Vielseitiges Entgraverfahren

Das wohl am weitesten verbreitete Verfahren. Mit Hilfe von Entgratwerkzeugen werden Grate aus den Bohrungen gearbeitet und von Kanten entfernt. Dazu gehören einfache Dreikantschaber, Bürsten und luftgetriebene Schleifer und Fräser welche von einem geschulten Entgrater von Hand bedient werden. Die Anforderungen an das Handentgraten werden oft unterschätzt. Man braucht sehr viel Gefühl für das Material, gute Feinmotorik und ein gut geschultes Auge.

Vorteil: Vielseitig und kurzfristig einsetzbar, kann oft als Nebenarbeit erledigt werden und ist so eine effiziente Variante. Es fallen meist nur geringe Vor- und Einrichtungskosten an.

Nachteil: Entgraten von komplexen Formen oder tiefen Bohrungen ist sehr aufwendig und birgt die Gefahr, dass ein Grat vergessen gehen kann, fehlende Prozesssicherheit. Dieses Entgratverfahren ist sehr personalintensiv. Kleine Ausrutscher mit dem Entgratwerkzeug können die Teile irreparabel beschädigen. Es entstehen Sekundärgrate.

Maschinelles Entgraten

kein zusätzlicher Prozess

Dieses Entgratverfahren ist direkt in den Bearbeitungsprozess eingebunden. Mit speziellen Entgratwerkzeugen und optimiertem Programmieren werden Kanten und Bohrungen entgratet und verrundet oder die Gratbildung stark reduziert. Das Werkstück kommt somit fixfertig aus dem Bearbeitungszentrum oder ist zumindest so vorentgratet, dass das Fertigentgraten kostengünstiger wird.

Vorteil: Entgrataufwand nach der Bearbeitung wird verringert oder entfällt komplett. Ist eine optimale Vorbereitung für Entgratverfahren wie das thermische Entgraten oder Trowalisieren/Gleitschleifen.
Nachteil: Die Bearbeitungszeit auf teuren Drehautomaten oder Fräszenter wird länger, feinste Grate bleiben immer übrig oder entstehen sogar neu als Sekundärgrat.

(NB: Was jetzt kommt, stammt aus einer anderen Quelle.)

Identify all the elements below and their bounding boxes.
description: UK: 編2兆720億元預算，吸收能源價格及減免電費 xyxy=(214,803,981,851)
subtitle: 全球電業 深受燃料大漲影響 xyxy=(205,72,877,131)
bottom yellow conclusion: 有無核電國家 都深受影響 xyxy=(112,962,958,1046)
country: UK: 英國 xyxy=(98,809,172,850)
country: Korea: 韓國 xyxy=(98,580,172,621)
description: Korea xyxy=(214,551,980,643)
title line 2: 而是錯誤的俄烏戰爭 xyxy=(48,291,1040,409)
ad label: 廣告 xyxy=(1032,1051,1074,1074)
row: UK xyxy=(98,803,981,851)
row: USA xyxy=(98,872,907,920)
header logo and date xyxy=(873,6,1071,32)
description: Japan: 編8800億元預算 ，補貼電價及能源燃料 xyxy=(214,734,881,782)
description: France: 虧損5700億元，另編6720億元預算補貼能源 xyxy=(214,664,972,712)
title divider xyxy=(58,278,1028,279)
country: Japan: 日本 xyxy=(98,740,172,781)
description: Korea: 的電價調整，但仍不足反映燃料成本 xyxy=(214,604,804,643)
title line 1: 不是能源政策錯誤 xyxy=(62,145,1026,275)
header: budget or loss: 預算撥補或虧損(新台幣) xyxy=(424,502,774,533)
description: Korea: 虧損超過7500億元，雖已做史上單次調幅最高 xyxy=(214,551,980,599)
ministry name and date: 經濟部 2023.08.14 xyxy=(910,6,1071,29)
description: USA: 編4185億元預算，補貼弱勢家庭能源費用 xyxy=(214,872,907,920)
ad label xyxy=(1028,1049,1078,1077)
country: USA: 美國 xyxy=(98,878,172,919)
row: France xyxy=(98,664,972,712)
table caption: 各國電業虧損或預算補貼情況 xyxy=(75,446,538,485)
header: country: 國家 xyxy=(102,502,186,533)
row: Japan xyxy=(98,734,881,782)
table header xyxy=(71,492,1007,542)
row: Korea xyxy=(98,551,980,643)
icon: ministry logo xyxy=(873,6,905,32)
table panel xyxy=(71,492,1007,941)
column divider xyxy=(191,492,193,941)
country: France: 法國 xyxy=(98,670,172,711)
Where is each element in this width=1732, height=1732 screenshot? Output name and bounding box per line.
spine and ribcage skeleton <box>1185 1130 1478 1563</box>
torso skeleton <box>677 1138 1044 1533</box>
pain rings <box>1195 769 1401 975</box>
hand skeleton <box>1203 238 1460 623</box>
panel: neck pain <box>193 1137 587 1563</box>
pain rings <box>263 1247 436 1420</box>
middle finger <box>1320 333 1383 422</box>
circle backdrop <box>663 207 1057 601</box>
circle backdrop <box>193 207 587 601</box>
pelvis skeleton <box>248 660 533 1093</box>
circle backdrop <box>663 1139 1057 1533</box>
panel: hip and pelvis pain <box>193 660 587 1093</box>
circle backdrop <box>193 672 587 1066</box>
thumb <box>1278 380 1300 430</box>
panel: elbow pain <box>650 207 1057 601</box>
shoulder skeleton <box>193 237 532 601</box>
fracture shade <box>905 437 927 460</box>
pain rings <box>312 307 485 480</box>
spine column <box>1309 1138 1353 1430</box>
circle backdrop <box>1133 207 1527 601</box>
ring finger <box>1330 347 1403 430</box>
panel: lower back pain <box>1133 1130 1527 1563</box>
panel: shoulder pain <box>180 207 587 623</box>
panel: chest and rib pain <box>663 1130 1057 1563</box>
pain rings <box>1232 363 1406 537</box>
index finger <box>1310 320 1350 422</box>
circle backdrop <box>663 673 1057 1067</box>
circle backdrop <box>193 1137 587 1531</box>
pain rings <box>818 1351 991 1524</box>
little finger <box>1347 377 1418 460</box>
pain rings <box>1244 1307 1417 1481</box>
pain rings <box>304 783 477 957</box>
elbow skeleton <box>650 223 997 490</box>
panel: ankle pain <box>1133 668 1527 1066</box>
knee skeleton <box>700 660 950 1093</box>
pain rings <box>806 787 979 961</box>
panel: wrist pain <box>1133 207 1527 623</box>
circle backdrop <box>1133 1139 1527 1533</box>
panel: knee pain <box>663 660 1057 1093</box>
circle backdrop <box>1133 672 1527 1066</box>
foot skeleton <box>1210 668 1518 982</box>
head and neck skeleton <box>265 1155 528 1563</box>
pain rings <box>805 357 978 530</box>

Trowalisieren / Gleitschleifen

Günstig und schnell

Das wohl bekannteste automatisierte Entgratverfahren. Die zu bearbeitenden Werkstücke werden zusammen mit Schleifkörpern (so genannten Chips) und meist einem Zusatzmittel in wässriger Lösung (Compound) als Schüttgut in einen Behälter gegeben. Durch eine oszillierende oder rotierende Bewegung des Arbeitsbehälters entsteht eine Relativbewegung zwischen Werkstück und Schleifkörper, die einen Materialabtrag am Werkstück, insbesondere an dessen Kanten, hervorruft. Unterkategorien vom Trowalisieren/Gleitschleifen sind ISF-Isotropic Superfinish, Trommelgleitschleifen, Vibrationsgleitschleifen, Tauchgleitschleifen, Schleppschleifen, Fliehkraftgleitspanen und vibrationsfreies Gleitschleifen.

Vorteil: Keine Vorrichtung nötig, Kanten werden verrundet, sehr rationell da die Teile oft als Schüttgut behandelt werden.

Nachteil: Komplexe Werkstückformen oder Vertiefungen werden vom Schleifkörper nicht erreicht, Grate können in die Bohrung gebogen werden. Die Oberfläche der Teile wird verändert.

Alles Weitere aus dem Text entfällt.